Buku karya profesor Islamic Studies di Aligarh Muslim University ini memang buku sejarah. Tetapi dijamin tak menjemukan. Dalam buku ini, pembaca akan menjumpai detail Nabi SAW sebagai Muslim minoritas di Makkah dan Abbesinia dengan segala perniknya. Hunafa’, aliran (agama) penerus tradisi monotheisme Ibrahim, misalnya diceritakan dengan rinci. Lalu soal suksesi penguasa Ka’bah dari satu bani (suku atau klan, Pen.) ke bani yang lain dengan kronologis yang panjang. Juga pembeberan bukti persahabatan Muslim Mekkah dengan rakyat Abbesinia—termasuk syair-syair dari pujangga Arab tentang itu. Kisah Bilal dan Ummu Ayman dalam kapasitasnya sebagai orang dekat Nabi SAW, yang pribumi Abbesinia, juga dibeberkan dengan bagus.

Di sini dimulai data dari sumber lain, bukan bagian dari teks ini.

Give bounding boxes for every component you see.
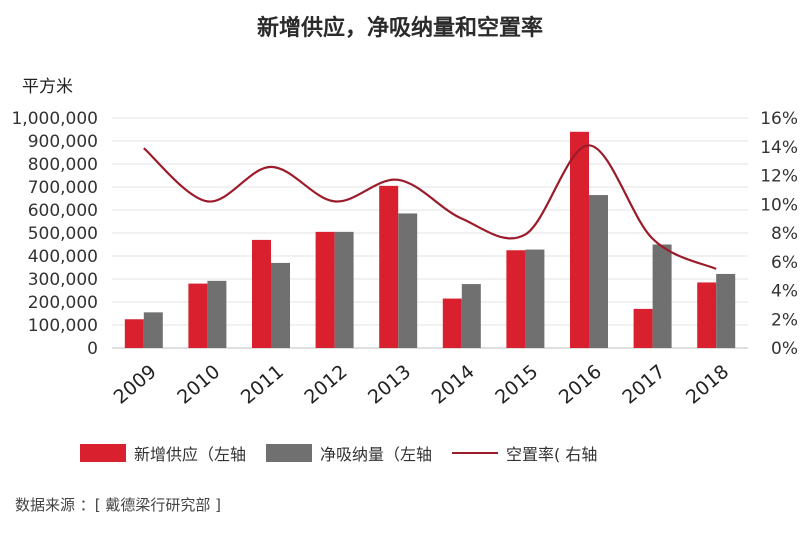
bar-supply bbox=[697, 282, 717, 348]
right-axis-tick-label: 6% bbox=[771, 253, 798, 273]
left-axis-tick-label: 700,000 bbox=[28, 178, 98, 198]
chart-canvas: 0 100,000 200,000 300,000 400,000 500,000 600,… bbox=[11, 109, 798, 409]
bar-absorption bbox=[143, 312, 163, 348]
bar-supply bbox=[633, 308, 653, 348]
legend-item-absorption: 净吸纳量（左轴 bbox=[266, 441, 432, 465]
x-axis-tick-label: 2009 bbox=[110, 361, 161, 409]
left-axis-tick-label: 0 bbox=[87, 339, 98, 359]
bar-supply bbox=[315, 231, 335, 348]
x-axis-tick-label: 2011 bbox=[237, 361, 288, 409]
left-axis-unit: 平方米 bbox=[22, 77, 73, 97]
legend-label-absorption: 净吸纳量（左轴 bbox=[320, 445, 433, 464]
legend-item-supply: 新增供应（左轴 bbox=[80, 441, 246, 465]
left-axis-tick-label: 300,000 bbox=[28, 270, 98, 290]
x-axis-tick-label: 2012 bbox=[300, 361, 351, 409]
x-axis-tick-label: 2017 bbox=[618, 361, 669, 409]
x-axis-tick-label: 2015 bbox=[491, 361, 542, 409]
bar-absorption bbox=[398, 213, 418, 348]
x-axis-tick-label: 2016 bbox=[555, 361, 606, 409]
bar-absorption bbox=[525, 249, 545, 348]
right-axis-tick-label: 12% bbox=[760, 167, 798, 187]
bar-absorption bbox=[271, 262, 290, 348]
right-axis-tick-label: 14% bbox=[760, 138, 798, 158]
x-axis-tick-label: 2018 bbox=[682, 361, 733, 409]
legend-label-supply: 新增供应（左轴 bbox=[134, 445, 247, 464]
bar-supply bbox=[570, 131, 589, 348]
bar-absorption bbox=[207, 280, 227, 348]
legend-swatch-absorption bbox=[266, 444, 313, 462]
bar-supply bbox=[124, 319, 144, 348]
bar-absorption bbox=[461, 284, 481, 348]
bar-supply bbox=[442, 298, 462, 348]
left-axis-tick-label: 1,000,000 bbox=[11, 109, 98, 129]
left-axis-tick-label: 800,000 bbox=[28, 155, 98, 175]
bar-absorption bbox=[334, 231, 354, 348]
bar-absorption bbox=[589, 195, 608, 348]
left-axis-tick-label: 500,000 bbox=[28, 224, 98, 244]
vacancy-line bbox=[143, 144, 717, 270]
chart-title: 新增供应，净吸纳量和空置率 bbox=[256, 16, 543, 41]
left-axis-tick-label: 200,000 bbox=[28, 293, 98, 313]
left-axis-tick-label: 900,000 bbox=[28, 132, 98, 152]
legend-label-vacancy: 空置率( 右轴 bbox=[506, 445, 598, 464]
right-axis-tick-label: 2% bbox=[771, 310, 798, 330]
legend: 新增供应（左轴 净吸纳量（左轴 空置率( 右轴 bbox=[80, 440, 617, 466]
legend-swatch-vacancy bbox=[452, 452, 499, 454]
source-note: 数据来源 ：[ 戴德梁行研究部 ] bbox=[15, 496, 222, 514]
bar-supply bbox=[188, 283, 208, 348]
legend-swatch-supply bbox=[80, 444, 126, 462]
bar-supply bbox=[252, 239, 271, 348]
left-axis-tick-label: 600,000 bbox=[28, 201, 98, 221]
right-axis-tick-label: 0% bbox=[771, 339, 798, 359]
left-axis-tick-label: 100,000 bbox=[28, 316, 98, 336]
right-axis-tick-label: 8% bbox=[771, 224, 798, 244]
right-axis-tick-label: 10% bbox=[760, 195, 798, 215]
left-axis-tick-label: 400,000 bbox=[28, 247, 98, 267]
legend-item-vacancy: 空置率( 右轴 bbox=[452, 441, 597, 465]
x-axis-tick-label: 2014 bbox=[428, 361, 479, 409]
bar-absorption bbox=[652, 244, 672, 348]
bar-supply bbox=[506, 250, 526, 348]
right-axis-tick-label: 16% bbox=[760, 109, 798, 129]
bar-supply bbox=[379, 185, 399, 348]
bar-absorption bbox=[716, 273, 736, 348]
x-axis-tick-label: 2013 bbox=[364, 361, 415, 409]
x-axis-tick-label: 2010 bbox=[173, 361, 224, 409]
right-axis-tick-label: 4% bbox=[771, 282, 798, 302]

Itulah bedanya dengan buku sejarah lainnya—Yasin memang ingin membikin salah satu periode dakwah Nabi SAW ini dengan sudut pandang baru. Ia dalam hal ini mengeluh soal pola penulisan sejarah yang tak berkembang sejak dimulai oleh Ibnu Ishaq dan Ibnu Hisyam berabad-abad lalu. Mereka membahas Mekkah hanya pada soal turunnya wahyu untuk kali pertama, pemeluk Islam pertama, dan hal-hal lain di sekitar itu. Yasin, hemat penulis, sudah berhasil melakukan tugas ini. Toh begitu Yasin tetap merendah; pekerjaannya diakui bukan sesuatu yang sempurna atau sebuah error-free work.